Pertanto molti ricercatori, dopo una chiara professione di ateismo o agnosticismo, nell’incomprensibilità del mistero nel quale è coinvolto l’esistente e il fenomeno, non escludono l’esistenza di chi per la fede religiosa crede in Dio. Strutturalmente, ogni grande uomo è profondamente umile e percepisce la portata dell’affermazione: “ma chi ha investigato le cose del cielo?”; in altre parole, della verità completa che sfugge, si occulta alla comprensione umana.

Tuttavia il senso e la volontà di potere e di dominio, trasmesso dai positivi risultati delle ricerche, genera ottimismo sul risultato di successivi traguardi riguardo al mistero che coinvolge l’origine della vita, l’esistente, il progresso nel migliorarne la qualità. Il fascino che attrae la ricerca suscita e stimola la tenacia e la perseveranza affinché, giorno dopo giorno, si vada oltre le barriere ritenute invalicabili.

Ma la persona che crede in Dio – dal quale tutto proviene, perché presente nella storia e nel cammino degli uomini – arrivata sulla soglia del mistero e al limite del conoscibile, è interpellata e sfidata dalle domande: “Quale uomo può conoscere il volere di Dio? Chi può immaginare che cosa vuole il Signore?”.

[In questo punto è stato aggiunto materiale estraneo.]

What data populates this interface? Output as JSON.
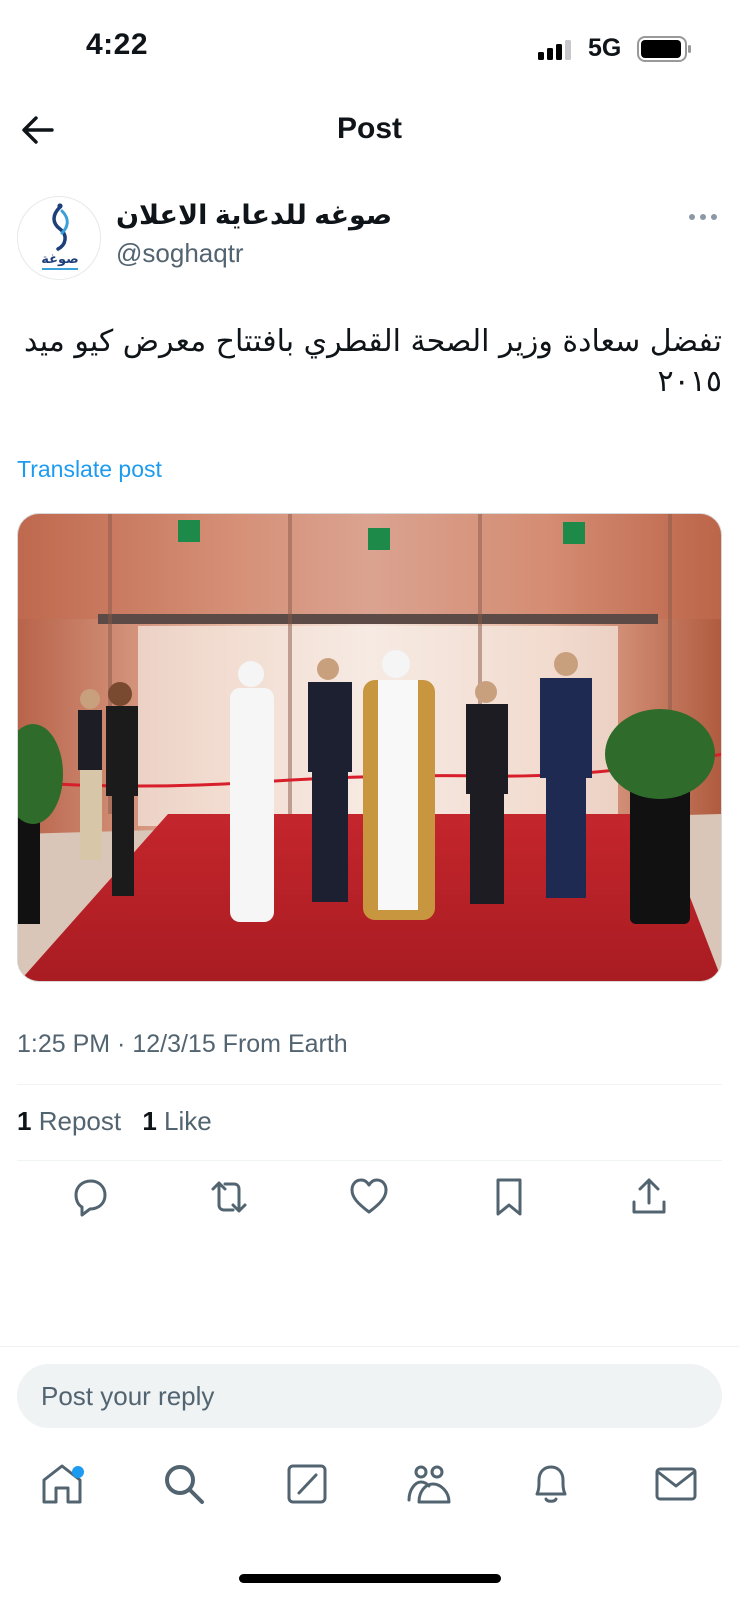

L’umiltà che ne consegue non mortifica, non scoraggia né sottomette passivamente a un sapere superiore, ma apre l’intelligenza e il cuore alla sapienza di Dio: “Chi avrebbe conosciuto il tuo volere, se tu non gli avessi dato la sapienza e dall’alto non gli avessi inviato il tuo santo spirito?”.

Umiltà imprescindibile perché, prendendo spunto dalla cultura greca, il “corpo corruttibile appesantisce l’anima e la tenda d’argilla opprime una mente piena di preoccupazioni”. È noto che Dio sfugge a ogni prova scientifica. Tuttavia si fa esperienza di Lui per la fiducia nella sua auto-rivelazione nella storia, registrata dalla scrittura, dal vissuto individuale e comunitario dei discepoli e dei testimoni.

La comunione con Dio immerge nel suo mistero, come il pesce è immerso nell’oceano. Essa è propria di chi si dispone, nell’umiltà, alla “sapienza che viene dall’alto”, per mezzo del Suo “santo spirito”. La persona creata a immagine e somiglianza di Dio è chiamata a sintonizzare con la sua presenza, con la sua azione, valicando i criteri razionali dell’umano.

La sapienza di Dio non nega questi criteri: semplicemente non si esaurisce in essi ma va ben oltre.